BTW, unless $M_1=\emptyset$, am I missing something or doesn't $M_1\subseteq M_2$ necessarily imply that we need to have $k_1=k_2$?
Throughout, let $i:M_1\to M_2$ be the inclusion map.
By definition, $f_1=f_2|_{M_1}=f_2\circ i$. Thus, if $i$ is differentiable, then we just have $Df_1(x_1)=Df_2(i(x_1))\circ Di(x_1)=Df_2|_{T_{x_1}M_1}$ by the chain rule. Since we assume $M_1$ and $M_2$ are embedded $C^1$-submanifolds, the fact that the embedding $i$ is differentiable is all but tautological.
As for $M_1\subseteq M_2$ implying $T_{x_1}M_1=T_{x_1}M_2$? No.

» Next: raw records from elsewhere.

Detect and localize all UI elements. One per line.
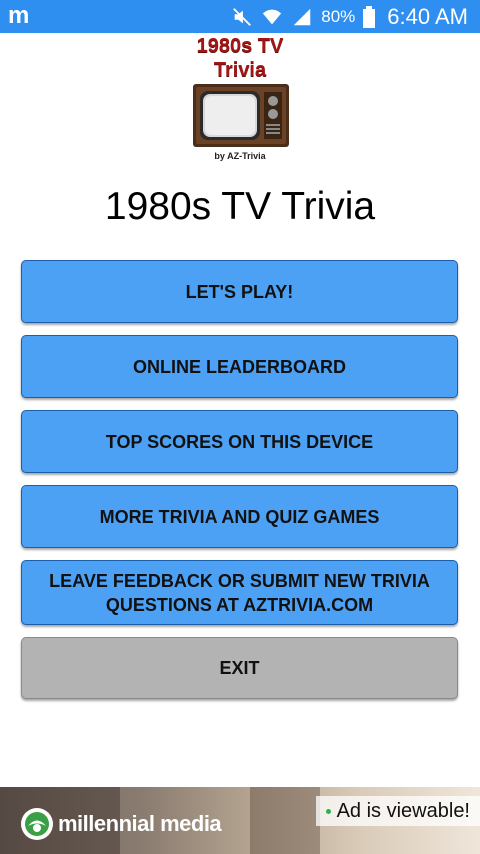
- page-title: 1980s TV Trivia: [104, 185, 376, 228]
- battery-percent: 80%: [321, 6, 356, 26]
- ad-banner[interactable]: millennial media Ad is viewable!: [0, 787, 480, 854]
- lets-play-button[interactable]: LET'S PLAY!: [21, 260, 458, 323]
- battery-icon: [363, 5, 376, 28]
- retro-tv-icon: [193, 84, 289, 147]
- status-bar: m 80% 6:40 AM: [0, 0, 480, 33]
- ad-viewable-badge: Ad is viewable!: [315, 796, 480, 826]
- signal-icon: [294, 8, 311, 25]
- top-scores-button[interactable]: TOP SCORES ON THIS DEVICE: [21, 410, 458, 473]
- clock: 6:40 AM: [387, 3, 468, 29]
- online-leaderboard-button[interactable]: ONLINE LEADERBOARD: [21, 335, 458, 398]
- mute-icon: [233, 7, 252, 26]
- ad-brand-logo: millennial media: [20, 807, 222, 841]
- status-icons: 80% 6:40 AM: [231, 0, 468, 33]
- logo-title-line1: 1980s TV: [196, 35, 284, 57]
- logo-byline: by AZ-Trivia: [214, 151, 266, 161]
- status-dot-icon: [325, 808, 331, 814]
- ad-brand-text: millennial media: [58, 811, 222, 836]
- millennial-media-logo-icon: [21, 808, 53, 840]
- logo-title-line2: Trivia: [213, 59, 267, 81]
- exit-button[interactable]: EXIT: [21, 637, 458, 699]
- more-trivia-button[interactable]: MORE TRIVIA AND QUIZ GAMES: [21, 485, 458, 548]
- ad-viewable-text: Ad is viewable!: [336, 799, 470, 822]
- notification-app-icon: m: [8, 2, 30, 29]
- leave-feedback-button[interactable]: LEAVE FEEDBACK OR SUBMIT NEW TRIVIA QUES…: [21, 560, 458, 625]
- wifi-icon: [263, 9, 282, 24]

Try, for example, $M_2=S^2$ under the standard embedding in $\mathbb{R}^3$ and $M_1=S^1$ as a great circle in $S^2$. The 1-dimensional tangent space to $M_1$ is, then, clearly not equal to the 2-dimensional tangent space to $M_2$. What is true is that $T_{x_1}M_1=Di(x_1)(T_{x_1}M_1)\subseteq T_{x_1}M_2$.